Weser-Kurier: VKU-Geschäftsführer Hans-Joachim Reck über die Lehren aus der Privatisierungswelle im Energiesektor

Bremen (ots) – Was bringt es, wenn Gemeinden das Stromnetz von
Konzernen zurückkaufen? Der WESER-KURIER sprach mit dem
Hauptgeschäftsführer des Verbandes kommunaler Unternehmen (VKU),
Hans-Joachim Reck, über die Lehren aus der Privatisierungswelle, die
Vorteile von Stadtwerken und die Probleme bei der Energiewende.

Was können Stadtwerke eigentlich besser als private Konzerne?
Hans-Joachim Reck: Kommunale Unternehmen sind einfach bürgernäher.
Sie haben eine Riesenerfahrung, was Bürgerservice angeht. Wir bauen
Dienstleistungen nicht ab, wir stehen zu unseren
Ausbildungsverpflichtungen. Außerdem sind wir nicht
Renditeerwartungen von Investoren verpflichtet. Wenn sie 15 Prozent
Rendite und mehr erzielen müssen, können sie nur in die Bereiche
gehen, die höchstprofitabel sind. Stadtwerke können oftmals auch mit
deutlich geringeren Renditen agieren.

Bis vor wenigen Jahren gab es eine Privatisierungswelle. Woher
kommt jetzt der Sinneswandel? Die Volksparteien sind da aus meiner
Sicht teilweise einem falschen Trend gefolgt. Häufig war eine
Entschuldung Ziel der Privatisierungen. Der Hauptgrund für die
Rekommunalisierung ist ein neues politisches Bewusstsein: Die Bürger
wollen dezentrale Strukturen. Durch die Wirtschafts- und Finanzkrise
ist die Hinwendung zu überschaubaren, kommunalen Strukturen größer
geworden. Und der Ausstieg aus der Kernenergie verändert die
Energiewirtschaft fundamental.

Aber sind viele kleine Versorger bei einem bundesweiten Problem
wie der Energiewende nicht genau der falsche Weg? Das muss – da wo es
Sinn macht – auf regionaler Ebene gelöst werden. So halte ich
Unternehmensstrukturen, die von mehreren Kommunen beherrscht werden,
für äußerst sinnvoll. Die EWE oder auch die Steag
(Stadtwerke-Konsortium Rhein-Ruhr, Anmerkung der Redaktion) sind ein
Beispiel dafür. Nicht jeder Dorfkrug sollte sich zum
Konzessionsinhaber ausrufen. Wenn schon funktionierende regionale
Strukturen bestehen, sollte man diese nicht kannibalisieren.

Wo lohnt sich die Rekommunalisierung? Wenn man zum Beispiel im
Vattenfall- oder Eon-Gebiet ist. Da macht es Sinn, sich zu überlegen,
ob man den Konzernen nicht eine kommunale Struktur entgegensetzt.
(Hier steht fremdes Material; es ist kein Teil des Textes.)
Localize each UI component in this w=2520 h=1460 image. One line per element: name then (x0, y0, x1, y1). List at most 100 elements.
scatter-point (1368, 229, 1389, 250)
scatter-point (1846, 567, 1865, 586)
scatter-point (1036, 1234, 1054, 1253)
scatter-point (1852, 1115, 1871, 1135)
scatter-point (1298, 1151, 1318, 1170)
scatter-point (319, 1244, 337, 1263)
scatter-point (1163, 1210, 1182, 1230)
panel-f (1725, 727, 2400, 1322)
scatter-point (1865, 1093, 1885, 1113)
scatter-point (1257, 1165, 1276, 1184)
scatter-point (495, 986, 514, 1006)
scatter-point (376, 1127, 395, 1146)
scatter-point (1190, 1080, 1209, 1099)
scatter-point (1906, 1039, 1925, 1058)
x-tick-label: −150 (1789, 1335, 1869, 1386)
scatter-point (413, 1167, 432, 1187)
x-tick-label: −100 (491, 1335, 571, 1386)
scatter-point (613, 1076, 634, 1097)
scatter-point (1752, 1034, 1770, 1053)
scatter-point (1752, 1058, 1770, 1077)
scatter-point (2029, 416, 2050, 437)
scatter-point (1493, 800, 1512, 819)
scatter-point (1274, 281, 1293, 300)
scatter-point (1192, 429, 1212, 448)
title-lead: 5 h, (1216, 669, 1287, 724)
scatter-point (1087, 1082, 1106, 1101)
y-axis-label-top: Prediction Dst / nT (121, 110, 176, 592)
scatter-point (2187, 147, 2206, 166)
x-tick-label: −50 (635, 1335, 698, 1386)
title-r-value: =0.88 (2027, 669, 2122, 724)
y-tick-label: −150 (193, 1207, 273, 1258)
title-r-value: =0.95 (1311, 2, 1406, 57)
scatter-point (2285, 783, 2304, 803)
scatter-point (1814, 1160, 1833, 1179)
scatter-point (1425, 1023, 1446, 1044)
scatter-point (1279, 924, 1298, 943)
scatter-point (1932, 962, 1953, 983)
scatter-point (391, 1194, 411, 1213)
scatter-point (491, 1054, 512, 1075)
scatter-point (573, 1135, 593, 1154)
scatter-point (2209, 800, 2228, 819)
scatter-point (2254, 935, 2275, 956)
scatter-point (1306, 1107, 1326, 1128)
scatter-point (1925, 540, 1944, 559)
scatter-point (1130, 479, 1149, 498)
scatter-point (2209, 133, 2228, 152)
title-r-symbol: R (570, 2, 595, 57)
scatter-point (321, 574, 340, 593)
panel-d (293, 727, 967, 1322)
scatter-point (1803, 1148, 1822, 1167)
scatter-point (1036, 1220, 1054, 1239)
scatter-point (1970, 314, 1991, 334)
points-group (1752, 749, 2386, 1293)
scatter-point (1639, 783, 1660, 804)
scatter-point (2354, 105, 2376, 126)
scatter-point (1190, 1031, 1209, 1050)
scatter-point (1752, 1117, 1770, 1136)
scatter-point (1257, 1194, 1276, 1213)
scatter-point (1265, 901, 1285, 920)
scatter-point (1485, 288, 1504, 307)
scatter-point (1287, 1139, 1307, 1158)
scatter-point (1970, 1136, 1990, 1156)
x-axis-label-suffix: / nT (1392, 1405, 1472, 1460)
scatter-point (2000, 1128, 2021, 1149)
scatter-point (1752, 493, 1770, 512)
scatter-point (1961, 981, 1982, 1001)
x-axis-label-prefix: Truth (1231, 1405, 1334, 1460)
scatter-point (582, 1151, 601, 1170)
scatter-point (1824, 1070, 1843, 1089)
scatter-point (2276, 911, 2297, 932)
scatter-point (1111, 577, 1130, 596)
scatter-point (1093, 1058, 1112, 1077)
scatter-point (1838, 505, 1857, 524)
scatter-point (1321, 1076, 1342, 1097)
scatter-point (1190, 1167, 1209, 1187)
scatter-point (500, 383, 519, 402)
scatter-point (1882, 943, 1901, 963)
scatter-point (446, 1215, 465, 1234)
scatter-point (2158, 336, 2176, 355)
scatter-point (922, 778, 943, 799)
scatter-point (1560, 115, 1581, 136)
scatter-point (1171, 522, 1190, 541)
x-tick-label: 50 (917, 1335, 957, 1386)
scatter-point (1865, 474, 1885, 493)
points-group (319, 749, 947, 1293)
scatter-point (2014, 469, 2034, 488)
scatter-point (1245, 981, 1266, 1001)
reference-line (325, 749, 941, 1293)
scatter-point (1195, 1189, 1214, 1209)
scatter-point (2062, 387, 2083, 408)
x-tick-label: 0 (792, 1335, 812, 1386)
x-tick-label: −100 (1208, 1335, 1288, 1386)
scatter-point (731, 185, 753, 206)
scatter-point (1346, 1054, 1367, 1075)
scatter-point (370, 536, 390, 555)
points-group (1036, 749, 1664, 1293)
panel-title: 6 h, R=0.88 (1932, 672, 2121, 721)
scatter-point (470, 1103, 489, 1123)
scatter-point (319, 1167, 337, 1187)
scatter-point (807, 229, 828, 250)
Was hinterlassen die Konzerne? Das kommt auf den einzelnen Fall
an. In der Regel ist das Stromnetz durchschnittlich gut erhalten. Wir
haben aber ein ganz anderes Problem: Es gibt keine klaren Verfahren
für die Ermittlung der Sachwerte. Das kann Gerichte über Jahre
beschäftigen. Bei der Offenlegung der Bücher und des Zustandes des
Netzes gibt es viel Streit – mir berichten Unternehmenschefs
zunehmend von Behinderung, was die Transparenz der Konzerne angeht.